The production of a $TV$ factory increases equally every year. Its production in the $3^{rd}$ year was $600 \, TV$ and its production in the $7^{th}$ year was $700 \, TV$. Find the production in the $1^{st}$ year,in the $10^{th}$ year,and the total production in $7$ years.

(N/A) Since the production of the factory increases equally every year,the annual production forms an Arithmetic Progression $(A.P.)$.
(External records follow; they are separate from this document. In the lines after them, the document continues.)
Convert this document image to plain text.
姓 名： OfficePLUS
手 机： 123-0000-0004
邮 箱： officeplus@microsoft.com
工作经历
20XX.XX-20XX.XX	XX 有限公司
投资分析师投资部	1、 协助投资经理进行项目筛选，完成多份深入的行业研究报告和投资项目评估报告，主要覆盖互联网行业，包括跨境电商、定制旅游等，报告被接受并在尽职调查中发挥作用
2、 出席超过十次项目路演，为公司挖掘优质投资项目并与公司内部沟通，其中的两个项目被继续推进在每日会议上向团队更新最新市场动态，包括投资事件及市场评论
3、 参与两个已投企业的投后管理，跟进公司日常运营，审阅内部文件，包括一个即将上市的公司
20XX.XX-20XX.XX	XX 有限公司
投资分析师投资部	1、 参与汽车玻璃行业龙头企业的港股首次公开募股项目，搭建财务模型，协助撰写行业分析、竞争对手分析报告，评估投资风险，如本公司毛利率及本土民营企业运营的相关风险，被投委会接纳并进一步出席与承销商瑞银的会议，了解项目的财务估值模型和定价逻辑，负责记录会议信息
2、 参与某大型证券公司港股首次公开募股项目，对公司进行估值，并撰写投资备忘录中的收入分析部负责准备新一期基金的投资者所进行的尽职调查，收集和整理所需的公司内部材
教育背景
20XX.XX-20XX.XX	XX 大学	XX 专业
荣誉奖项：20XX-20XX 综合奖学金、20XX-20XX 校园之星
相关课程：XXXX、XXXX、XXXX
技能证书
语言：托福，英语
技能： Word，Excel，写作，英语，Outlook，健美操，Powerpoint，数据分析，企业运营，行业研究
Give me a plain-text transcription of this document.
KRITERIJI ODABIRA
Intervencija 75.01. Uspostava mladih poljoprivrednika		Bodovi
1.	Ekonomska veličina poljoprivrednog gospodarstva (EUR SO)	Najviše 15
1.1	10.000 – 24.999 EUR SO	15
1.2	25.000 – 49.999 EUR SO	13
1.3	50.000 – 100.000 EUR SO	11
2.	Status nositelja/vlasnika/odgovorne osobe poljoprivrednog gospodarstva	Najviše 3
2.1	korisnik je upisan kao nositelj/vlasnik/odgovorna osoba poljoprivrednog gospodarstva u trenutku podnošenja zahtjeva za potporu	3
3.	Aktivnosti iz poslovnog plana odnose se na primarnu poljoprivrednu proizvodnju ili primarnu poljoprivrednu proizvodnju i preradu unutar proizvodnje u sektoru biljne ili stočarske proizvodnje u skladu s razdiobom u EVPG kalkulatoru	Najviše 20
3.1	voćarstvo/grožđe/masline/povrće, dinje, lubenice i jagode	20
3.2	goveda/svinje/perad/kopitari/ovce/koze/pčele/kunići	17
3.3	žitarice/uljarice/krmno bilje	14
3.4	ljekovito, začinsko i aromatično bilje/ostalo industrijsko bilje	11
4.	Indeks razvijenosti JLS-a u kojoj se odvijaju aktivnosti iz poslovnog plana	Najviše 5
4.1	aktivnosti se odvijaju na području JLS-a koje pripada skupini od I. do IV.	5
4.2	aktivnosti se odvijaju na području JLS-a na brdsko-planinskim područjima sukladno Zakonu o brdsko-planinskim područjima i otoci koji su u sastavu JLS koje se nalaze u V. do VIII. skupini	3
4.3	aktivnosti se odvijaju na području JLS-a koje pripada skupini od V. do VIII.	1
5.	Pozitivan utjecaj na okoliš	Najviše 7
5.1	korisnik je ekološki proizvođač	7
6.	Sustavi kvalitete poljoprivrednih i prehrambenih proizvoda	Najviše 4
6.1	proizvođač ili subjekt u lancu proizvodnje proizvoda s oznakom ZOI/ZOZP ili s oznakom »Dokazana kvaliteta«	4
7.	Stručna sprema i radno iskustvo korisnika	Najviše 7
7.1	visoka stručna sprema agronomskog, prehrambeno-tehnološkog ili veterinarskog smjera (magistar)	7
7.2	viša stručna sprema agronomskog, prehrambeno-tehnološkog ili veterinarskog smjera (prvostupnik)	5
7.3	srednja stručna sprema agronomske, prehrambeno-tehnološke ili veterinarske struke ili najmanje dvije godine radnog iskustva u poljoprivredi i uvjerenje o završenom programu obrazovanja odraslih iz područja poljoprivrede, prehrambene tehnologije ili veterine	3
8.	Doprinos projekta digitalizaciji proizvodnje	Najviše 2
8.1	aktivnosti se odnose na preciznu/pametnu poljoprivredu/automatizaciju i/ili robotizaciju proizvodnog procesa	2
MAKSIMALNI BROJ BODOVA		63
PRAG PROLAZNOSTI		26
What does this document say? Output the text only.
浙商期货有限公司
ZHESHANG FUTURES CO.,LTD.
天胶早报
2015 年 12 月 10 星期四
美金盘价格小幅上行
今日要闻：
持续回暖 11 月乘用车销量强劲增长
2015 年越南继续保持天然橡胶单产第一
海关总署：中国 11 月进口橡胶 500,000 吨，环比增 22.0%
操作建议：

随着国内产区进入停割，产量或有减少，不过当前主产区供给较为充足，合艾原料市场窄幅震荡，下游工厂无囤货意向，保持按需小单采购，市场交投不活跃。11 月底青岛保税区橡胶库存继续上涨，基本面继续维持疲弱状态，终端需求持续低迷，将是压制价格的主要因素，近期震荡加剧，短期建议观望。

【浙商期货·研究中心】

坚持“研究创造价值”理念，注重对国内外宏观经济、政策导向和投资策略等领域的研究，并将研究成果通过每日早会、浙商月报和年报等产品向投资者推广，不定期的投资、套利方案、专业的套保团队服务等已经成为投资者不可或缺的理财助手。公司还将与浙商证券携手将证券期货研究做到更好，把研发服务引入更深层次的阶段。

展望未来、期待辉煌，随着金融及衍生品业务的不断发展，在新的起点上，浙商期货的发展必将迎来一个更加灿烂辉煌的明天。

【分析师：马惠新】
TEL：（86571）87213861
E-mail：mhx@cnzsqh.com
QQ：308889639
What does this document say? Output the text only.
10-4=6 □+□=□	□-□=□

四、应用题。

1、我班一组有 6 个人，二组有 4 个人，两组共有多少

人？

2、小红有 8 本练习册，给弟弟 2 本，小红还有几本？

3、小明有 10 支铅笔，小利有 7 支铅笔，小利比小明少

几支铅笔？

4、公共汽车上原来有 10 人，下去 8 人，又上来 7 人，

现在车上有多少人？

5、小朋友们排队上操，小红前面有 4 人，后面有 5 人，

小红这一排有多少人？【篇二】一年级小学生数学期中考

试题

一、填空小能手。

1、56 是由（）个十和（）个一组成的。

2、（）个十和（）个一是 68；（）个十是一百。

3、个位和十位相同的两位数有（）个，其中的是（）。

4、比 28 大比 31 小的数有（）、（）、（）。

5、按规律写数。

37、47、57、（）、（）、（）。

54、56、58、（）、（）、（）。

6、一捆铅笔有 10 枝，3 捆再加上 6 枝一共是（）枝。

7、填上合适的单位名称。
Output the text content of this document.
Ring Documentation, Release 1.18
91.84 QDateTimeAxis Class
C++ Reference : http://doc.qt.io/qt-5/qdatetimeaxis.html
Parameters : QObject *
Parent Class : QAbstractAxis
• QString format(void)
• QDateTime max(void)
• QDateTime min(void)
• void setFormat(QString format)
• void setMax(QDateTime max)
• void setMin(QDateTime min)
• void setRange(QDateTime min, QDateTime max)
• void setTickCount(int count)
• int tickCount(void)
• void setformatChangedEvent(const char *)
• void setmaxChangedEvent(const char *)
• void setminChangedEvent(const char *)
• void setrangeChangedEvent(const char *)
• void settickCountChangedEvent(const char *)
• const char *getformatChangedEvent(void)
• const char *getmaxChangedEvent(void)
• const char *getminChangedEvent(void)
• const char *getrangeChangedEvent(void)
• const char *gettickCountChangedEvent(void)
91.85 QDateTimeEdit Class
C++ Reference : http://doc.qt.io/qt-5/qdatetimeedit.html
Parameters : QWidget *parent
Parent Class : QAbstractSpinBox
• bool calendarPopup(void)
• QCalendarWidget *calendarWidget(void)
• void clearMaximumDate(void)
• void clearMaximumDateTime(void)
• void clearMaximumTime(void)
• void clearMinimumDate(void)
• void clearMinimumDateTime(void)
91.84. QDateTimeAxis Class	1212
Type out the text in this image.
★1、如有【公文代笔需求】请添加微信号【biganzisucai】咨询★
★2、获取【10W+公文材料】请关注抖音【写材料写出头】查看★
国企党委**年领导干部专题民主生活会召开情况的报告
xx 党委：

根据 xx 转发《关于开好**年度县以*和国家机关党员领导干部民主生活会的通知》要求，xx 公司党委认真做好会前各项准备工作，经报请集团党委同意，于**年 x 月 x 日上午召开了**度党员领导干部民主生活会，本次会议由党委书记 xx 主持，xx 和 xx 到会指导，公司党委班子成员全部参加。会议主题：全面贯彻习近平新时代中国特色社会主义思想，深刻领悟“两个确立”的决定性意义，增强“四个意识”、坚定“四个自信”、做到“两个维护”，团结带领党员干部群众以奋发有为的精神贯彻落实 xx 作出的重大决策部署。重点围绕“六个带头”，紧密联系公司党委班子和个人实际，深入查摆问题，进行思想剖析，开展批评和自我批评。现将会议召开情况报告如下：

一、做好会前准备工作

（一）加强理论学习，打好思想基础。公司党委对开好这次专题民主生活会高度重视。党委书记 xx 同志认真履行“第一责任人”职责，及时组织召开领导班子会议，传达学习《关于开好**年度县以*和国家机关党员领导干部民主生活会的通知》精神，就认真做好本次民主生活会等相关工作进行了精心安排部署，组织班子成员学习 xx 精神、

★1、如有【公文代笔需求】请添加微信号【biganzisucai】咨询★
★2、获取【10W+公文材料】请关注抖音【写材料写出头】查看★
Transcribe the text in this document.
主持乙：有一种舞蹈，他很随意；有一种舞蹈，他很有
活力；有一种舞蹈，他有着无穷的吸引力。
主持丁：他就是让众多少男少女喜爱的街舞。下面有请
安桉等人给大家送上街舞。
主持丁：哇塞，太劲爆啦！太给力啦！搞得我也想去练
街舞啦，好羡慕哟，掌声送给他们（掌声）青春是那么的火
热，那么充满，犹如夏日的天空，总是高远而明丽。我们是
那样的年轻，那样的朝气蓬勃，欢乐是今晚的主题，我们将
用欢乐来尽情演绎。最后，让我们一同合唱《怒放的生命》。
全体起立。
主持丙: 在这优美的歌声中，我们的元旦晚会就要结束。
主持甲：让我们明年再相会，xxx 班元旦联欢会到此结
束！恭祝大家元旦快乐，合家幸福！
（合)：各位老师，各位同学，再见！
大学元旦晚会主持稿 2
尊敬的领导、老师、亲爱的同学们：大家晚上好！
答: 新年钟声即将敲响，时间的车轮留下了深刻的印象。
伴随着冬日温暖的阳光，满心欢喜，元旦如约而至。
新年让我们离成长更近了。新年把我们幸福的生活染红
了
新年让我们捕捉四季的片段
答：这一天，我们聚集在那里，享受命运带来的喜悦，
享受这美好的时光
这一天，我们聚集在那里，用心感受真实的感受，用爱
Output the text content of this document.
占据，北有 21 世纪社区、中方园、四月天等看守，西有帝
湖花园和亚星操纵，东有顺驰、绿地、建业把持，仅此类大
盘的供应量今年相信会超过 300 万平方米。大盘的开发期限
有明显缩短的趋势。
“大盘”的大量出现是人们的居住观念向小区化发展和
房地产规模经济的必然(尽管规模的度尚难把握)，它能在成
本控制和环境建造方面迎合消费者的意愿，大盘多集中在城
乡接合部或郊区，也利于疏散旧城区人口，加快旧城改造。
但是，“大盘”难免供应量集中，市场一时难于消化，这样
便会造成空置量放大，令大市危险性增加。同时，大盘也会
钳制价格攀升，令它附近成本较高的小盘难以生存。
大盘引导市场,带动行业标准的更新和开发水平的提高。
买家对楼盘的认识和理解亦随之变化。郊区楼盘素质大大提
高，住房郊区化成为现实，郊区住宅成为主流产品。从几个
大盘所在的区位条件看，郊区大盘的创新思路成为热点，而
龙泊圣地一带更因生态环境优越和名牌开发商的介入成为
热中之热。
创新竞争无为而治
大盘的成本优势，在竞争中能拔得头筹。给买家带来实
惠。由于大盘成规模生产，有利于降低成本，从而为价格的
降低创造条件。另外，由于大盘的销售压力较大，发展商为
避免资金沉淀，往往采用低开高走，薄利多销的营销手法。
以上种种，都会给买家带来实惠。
For this $A.P.$,the $3^{rd}$ term $T_{3} = 600$ and the $7^{th}$ term $T_{7} = 700$.
The common difference $d$ is given by $d = \frac{T_{m} - T_{n}}{m - n}$.
Substituting $m = 7$ and $n = 3$,we get:
$d = \frac{700 - 600}{7 - 3} = \frac{100}{4} = 25$.
Using the formula $T_{n} = a + (n - 1)d$ for $T_{3}$:
$600 = a + (3 - 1)(25) \implies 600 = a + 50 \implies a = 550$.
Thus,the production in the $1^{st}$ year is $550 \, TV$.
For the $10^{th}$ year:
$T_{10} = a + 9d = 550 + 9(25) = 550 + 225 = 775 \, TV$.
For the total production in $7$ years $(S_{7})$:
$S_{n} = \frac{n}{2} [2a + (n - 1)d]$
$S_{7} = \frac{7}{2} [2(550) + (7 - 1)(25)] = \frac{7}{2} [1100 + 150] = \frac{7}{2} [1250] = 7 \times 625 = 4375 \, TV$.